Ella, cuando lo oyó, se levantó de prisa y fue a él.
Jesús todavía no había entrado en la aldea, sino que estaba en el lugar donde Marta lo había encontrado.
Entonces los judíos que estaban en casa con ella y la consolaban, cuando vieron que María se había levantado de prisa y había salido, la siguieron, diciendo:

—Va al sepulcro, a llorar allí.

María, cuando llegó a donde estaba Jesús, al verlo, se postró a sus pies, diciéndole:

—Señor, si hubieras estado aquí, no habría muerto mi hermano.

Jesús entonces, al verla llorando y a los judíos que la acompañaban, también llorando, se estremeció en espíritu y se conmovió,
y preguntó:

—¿Dónde lo pusisteis?

Le dijeron:

—Señor, ven y ve.

Jesús lloró.
Dijeron entonces los judíos:

—¡Mirad cuánto lo amaba!

Y algunos de ellos dijeron:

—¿No podía éste, que abrió los ojos al ciego, haber hecho también que Lázaro no muriera?
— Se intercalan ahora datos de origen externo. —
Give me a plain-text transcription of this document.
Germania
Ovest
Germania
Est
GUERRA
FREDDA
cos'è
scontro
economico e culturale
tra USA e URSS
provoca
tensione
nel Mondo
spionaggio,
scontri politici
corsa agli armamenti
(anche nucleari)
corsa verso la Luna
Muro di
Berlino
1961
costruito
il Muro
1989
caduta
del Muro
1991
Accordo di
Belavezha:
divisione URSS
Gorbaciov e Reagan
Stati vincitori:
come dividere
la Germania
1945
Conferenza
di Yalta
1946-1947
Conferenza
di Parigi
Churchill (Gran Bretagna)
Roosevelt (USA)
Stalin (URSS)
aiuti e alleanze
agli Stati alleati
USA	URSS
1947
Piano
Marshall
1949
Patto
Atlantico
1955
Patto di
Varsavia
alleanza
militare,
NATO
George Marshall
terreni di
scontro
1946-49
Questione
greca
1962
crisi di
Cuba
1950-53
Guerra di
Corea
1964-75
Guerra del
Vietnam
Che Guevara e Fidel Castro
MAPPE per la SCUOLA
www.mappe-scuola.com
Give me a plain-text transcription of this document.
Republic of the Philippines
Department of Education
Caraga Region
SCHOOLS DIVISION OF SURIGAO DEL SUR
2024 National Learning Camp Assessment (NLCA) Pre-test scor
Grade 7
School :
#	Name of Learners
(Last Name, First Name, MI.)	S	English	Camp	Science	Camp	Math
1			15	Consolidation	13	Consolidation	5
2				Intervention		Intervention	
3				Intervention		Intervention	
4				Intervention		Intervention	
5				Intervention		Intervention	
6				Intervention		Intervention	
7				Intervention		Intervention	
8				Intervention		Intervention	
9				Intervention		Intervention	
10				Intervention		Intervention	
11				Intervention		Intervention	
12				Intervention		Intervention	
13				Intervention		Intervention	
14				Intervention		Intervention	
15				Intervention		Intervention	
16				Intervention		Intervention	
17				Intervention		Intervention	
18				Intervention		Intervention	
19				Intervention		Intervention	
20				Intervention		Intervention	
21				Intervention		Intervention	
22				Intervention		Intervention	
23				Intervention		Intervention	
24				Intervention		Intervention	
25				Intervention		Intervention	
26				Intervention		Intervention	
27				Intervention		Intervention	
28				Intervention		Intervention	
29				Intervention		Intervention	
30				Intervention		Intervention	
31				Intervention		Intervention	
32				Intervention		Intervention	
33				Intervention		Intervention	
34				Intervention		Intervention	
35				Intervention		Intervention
Jesús, profundamente conmovido otra vez, vino al sepulcro. Era una cueva y tenía una piedra puesta encima.
Dijo Jesús:

—Quitad la piedra.

Marta, la hermana del que había muerto, le dijo:

—Señor, hiede ya, porque lleva cuatro días.

Jesús le dijo:

—¿No te he dicho que si crees verás la gloria de Dios?

Entonces quitaron la piedra de donde había sido puesto el muerto. Y Jesús, alzando los ojos a lo alto, dijo:

—Padre, gracias te doy por haberme oído.

Yo sé que siempre me oyes; pero lo dije por causa de la multitud que está alrededor, para que crean que tú me has enviado.
Y habiendo dicho esto, clamó a gran voz:

—¡Lázaro, ven fuera!

Y el que había muerto salió, atadas las manos y los pies con vendas, y el rostro envuelto en un sudario. Jesús les dijo:

—Desatadlo y dejadlo ir.

Entonces muchos de los judíos que habían ido para acompañar a María y vieron lo que había hecho Jesús, creyeron en él.
Pero algunos de ellos fueron a los fariseos y les dijeron lo que Jesús había hecho.
Entonces los principales sacerdotes y los fariseos reunieron el Concilio, y dijeron:

—¿Qué haremos?, pues este hombre hace muchas señales.

Si lo dejamos así, todos creerán en él, y vendrán los romanos y destruirán nuestro lugar santo y nuestra nación.
Entonces Caifás, uno de ellos, sumo sacerdote aquel año, les dijo:

—Vosotros no sabéis nada,

ni os dais cuenta de que nos conviene que un hombre muera por el pueblo, y no que toda la nación perezca.
Esto no lo dijo por sí mismo, sino que como era el sumo sacerdote aquel año, profetizó que Jesús había de morir por la nación;
y no solamente por la nación, sino también para congregar en uno a los hijos de Dios que estaban dispersos.
Así que desde aquel día acordaron matarlo.
Por eso, Jesús ya no andaba abiertamente entre los judíos, sino que se alejó de allí a la región contigua al desierto, a una ciudad llamada Efraín, y se quedó allí con sus discípulos.
Se acercaba la Pascua de los judíos, y muchos subieron de aquella región a Jerusalén, antes de la Pascua, para purificarse.
Buscaban a Jesús y se preguntaban unos a otros en el Templo:

—¿Qué os parece? ¿No vendrá a la fiesta?

Los principales sacerdotes y los fariseos habían dado orden de que si alguno se enteraba de dónde estaba, informara de ello, para prenderlo.